Okay, so at a measured goodput of 62 Mbps you will need at least:
62 * 65/64 * (1526/(1500-8-20-20)) = 66.1779011708 Mbps Sync
your 67 Mbps is close, but the difference might iundicate that your ISP has some thraffic shaping at its BRAS/BNG level. Anyway, I would take this 66Mbps as 100% for the gross rate. For ingress shaping typically one needs a larger bandwidth sacrifice to keep control over the queueing than for egress (in the limit you can set the egress shaper-gross-rate to 100% of the true link gross-rate, as all you need to do is avoiding overfilling the modems buffers). 95% seems awfully tight for decent ingress/download shaping, we typically recommend to use 85-90% of the ingress gross rate. BUT this is a trade-off between latency-under-load and bandwidth utilization which all users/networks will need to figure out for themselves, or tp put it differently this is a policy question.
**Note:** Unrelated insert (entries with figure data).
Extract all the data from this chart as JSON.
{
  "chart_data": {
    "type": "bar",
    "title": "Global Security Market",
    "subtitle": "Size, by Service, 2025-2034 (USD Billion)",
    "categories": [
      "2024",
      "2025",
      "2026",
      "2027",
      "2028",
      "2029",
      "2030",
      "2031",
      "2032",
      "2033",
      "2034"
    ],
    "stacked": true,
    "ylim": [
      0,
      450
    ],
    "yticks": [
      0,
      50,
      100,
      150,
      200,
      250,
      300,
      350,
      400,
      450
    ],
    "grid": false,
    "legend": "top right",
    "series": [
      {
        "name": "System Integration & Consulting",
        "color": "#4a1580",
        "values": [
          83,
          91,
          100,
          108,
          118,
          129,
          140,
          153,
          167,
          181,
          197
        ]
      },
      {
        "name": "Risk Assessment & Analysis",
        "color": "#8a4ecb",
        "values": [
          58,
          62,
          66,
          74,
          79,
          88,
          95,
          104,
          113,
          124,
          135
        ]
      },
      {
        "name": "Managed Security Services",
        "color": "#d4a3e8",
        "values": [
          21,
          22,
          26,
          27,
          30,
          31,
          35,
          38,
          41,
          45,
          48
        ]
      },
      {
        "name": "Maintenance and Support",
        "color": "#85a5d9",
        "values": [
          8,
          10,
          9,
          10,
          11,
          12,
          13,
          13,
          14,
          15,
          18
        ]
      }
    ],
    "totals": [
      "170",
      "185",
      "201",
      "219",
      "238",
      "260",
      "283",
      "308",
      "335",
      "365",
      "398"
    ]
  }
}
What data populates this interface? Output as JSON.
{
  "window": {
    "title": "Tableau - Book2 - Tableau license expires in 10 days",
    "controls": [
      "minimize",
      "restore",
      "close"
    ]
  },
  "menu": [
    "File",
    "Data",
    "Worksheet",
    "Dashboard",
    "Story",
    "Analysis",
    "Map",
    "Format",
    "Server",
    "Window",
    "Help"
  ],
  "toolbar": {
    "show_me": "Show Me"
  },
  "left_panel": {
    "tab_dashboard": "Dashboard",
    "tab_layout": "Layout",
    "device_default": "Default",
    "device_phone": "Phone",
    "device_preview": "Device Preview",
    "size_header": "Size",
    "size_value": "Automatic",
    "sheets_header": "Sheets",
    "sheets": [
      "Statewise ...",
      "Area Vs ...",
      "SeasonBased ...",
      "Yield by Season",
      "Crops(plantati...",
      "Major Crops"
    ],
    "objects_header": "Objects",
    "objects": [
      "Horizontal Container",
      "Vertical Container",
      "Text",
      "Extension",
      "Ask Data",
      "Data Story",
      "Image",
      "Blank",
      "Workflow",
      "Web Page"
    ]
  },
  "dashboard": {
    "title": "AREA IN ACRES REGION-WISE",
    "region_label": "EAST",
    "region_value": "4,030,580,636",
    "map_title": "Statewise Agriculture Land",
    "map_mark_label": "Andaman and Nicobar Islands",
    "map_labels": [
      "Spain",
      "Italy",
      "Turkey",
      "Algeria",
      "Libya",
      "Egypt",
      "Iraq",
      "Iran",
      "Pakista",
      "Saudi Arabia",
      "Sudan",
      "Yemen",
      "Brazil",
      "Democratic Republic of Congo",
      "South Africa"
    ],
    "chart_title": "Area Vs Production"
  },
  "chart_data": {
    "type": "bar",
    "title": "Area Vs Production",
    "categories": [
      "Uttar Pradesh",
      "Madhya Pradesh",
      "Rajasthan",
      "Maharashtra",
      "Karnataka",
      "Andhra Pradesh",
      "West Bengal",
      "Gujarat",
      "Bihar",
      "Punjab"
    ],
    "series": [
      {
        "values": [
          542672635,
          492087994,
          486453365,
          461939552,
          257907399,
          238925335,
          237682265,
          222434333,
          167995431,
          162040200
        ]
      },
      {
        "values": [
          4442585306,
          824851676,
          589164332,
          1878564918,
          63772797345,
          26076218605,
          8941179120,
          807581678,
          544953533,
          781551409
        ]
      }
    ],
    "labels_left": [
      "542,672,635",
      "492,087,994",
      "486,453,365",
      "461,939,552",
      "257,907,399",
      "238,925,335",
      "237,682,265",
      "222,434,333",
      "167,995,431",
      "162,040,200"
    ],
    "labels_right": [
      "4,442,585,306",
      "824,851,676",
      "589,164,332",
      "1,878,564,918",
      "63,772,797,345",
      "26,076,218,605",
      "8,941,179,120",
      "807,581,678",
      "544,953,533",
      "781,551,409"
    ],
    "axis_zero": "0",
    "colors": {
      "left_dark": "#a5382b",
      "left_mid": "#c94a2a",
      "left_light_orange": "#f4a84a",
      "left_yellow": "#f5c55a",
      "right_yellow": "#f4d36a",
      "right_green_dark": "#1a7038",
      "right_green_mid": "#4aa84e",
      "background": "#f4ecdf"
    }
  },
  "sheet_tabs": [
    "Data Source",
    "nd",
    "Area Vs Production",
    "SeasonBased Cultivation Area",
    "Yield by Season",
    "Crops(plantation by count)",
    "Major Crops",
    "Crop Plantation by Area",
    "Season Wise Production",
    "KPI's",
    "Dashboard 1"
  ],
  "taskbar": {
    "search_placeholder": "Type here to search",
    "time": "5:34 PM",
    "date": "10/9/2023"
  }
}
That said 100*63.65/66.18 = 96.18 % of the gross-link-rate seems tight enough to expect "back-spill" into the ISPs DSLAM-buffers when data is rushing in, and hence occasional ingress latency spikes. Mind you these spikes can also occur when the shaper is set to lower percentages of the true link speed, as they are depend on the difference in accumulated incoming rate to the DSLAM and the bandwidth from the DSLAM to the modem, so one can not fully rule these out (e.g. in a DOS situation our post-bootleneck-ingress-shaping basically is useless).
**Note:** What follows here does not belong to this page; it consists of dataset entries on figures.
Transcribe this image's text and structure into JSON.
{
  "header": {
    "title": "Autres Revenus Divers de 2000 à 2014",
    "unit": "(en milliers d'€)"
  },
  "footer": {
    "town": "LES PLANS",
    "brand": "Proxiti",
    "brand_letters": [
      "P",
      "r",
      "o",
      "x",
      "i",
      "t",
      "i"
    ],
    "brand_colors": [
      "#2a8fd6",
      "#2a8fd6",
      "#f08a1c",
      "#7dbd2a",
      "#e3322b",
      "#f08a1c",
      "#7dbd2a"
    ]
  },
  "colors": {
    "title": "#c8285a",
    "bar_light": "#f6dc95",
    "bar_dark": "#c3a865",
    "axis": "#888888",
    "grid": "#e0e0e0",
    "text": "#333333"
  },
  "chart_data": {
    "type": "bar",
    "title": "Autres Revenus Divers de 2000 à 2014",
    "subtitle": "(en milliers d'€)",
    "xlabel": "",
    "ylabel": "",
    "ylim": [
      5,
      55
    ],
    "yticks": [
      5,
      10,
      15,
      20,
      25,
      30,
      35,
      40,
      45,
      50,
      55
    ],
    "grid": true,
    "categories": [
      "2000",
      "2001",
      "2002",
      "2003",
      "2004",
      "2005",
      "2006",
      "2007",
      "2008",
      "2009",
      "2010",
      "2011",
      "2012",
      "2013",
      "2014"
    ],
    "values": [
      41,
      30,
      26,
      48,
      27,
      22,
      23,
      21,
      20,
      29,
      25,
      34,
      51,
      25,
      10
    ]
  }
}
This most likely is the effect of all measurement flows sending like 10 packets towards the end-host all at once, and while these are queued at the dslam everything else experiences delays. Unfortunately that can not be fully avoided when instantiating a shaper downstream of the true bottle-neck.
This tends to be something else, potentially transient CPU overload on your router (caused by say, WIFI processing) which means that the shaper gets not-serviced for too long a period and that immediately causes delay as well.
Which just means that this shaper bandwidth is well matched with the load generated by the number of flows from the test. Cake actually offers the "ingress" keyword to better deal with shaping ingress links (it will for example not scale its packet dropping so the shaper's egress rate matches the set rate, but rather so that the ingress rate matches the set rate, which works better for post-bottle-neck shaping). IIRC, "ingress" also will better deal with the number of concurrent flows on the ingress link (more flows typically require a higher bandwidth sacrifice so that all flows get a sufficiently strong signal to slow down), and it dies this transiently depending on the number of active flows. In short, if you use the ingress keyword you might get away with a smaller permanent bandwidth sacrifice, but that still is policy and you need to balance this for your own network according to your preferences.
Sort of, my take on this is, that the pretty much synchronized nature of flows in a speedtest result in, say 16 flows dumping 10 Packets (assuming intial window 10) into the link simultaneously resulting in packets worth up to
(16 * 10 * 1526 * 8) / (63.65 * 1000 * 1000) * 1000 = 30.6878240377 ms
of transfer time on the bottleneck link piling up at the upstream end of said bottleneck link. These will be queued by the DSLAM and any other packets, like the packets used to probe the latency will be stuck behind these and experience an additional 30 ms of delay. Does this make sense to you?
You tell me This is a policy decision every network operator needs to make individually, there is not true answer to this. If you ask me, sure I would sacrifice this 4 Mbps happily, but I would also not be ashamed to completely disable my shaper if I needed maximum bandwidth (temporarily).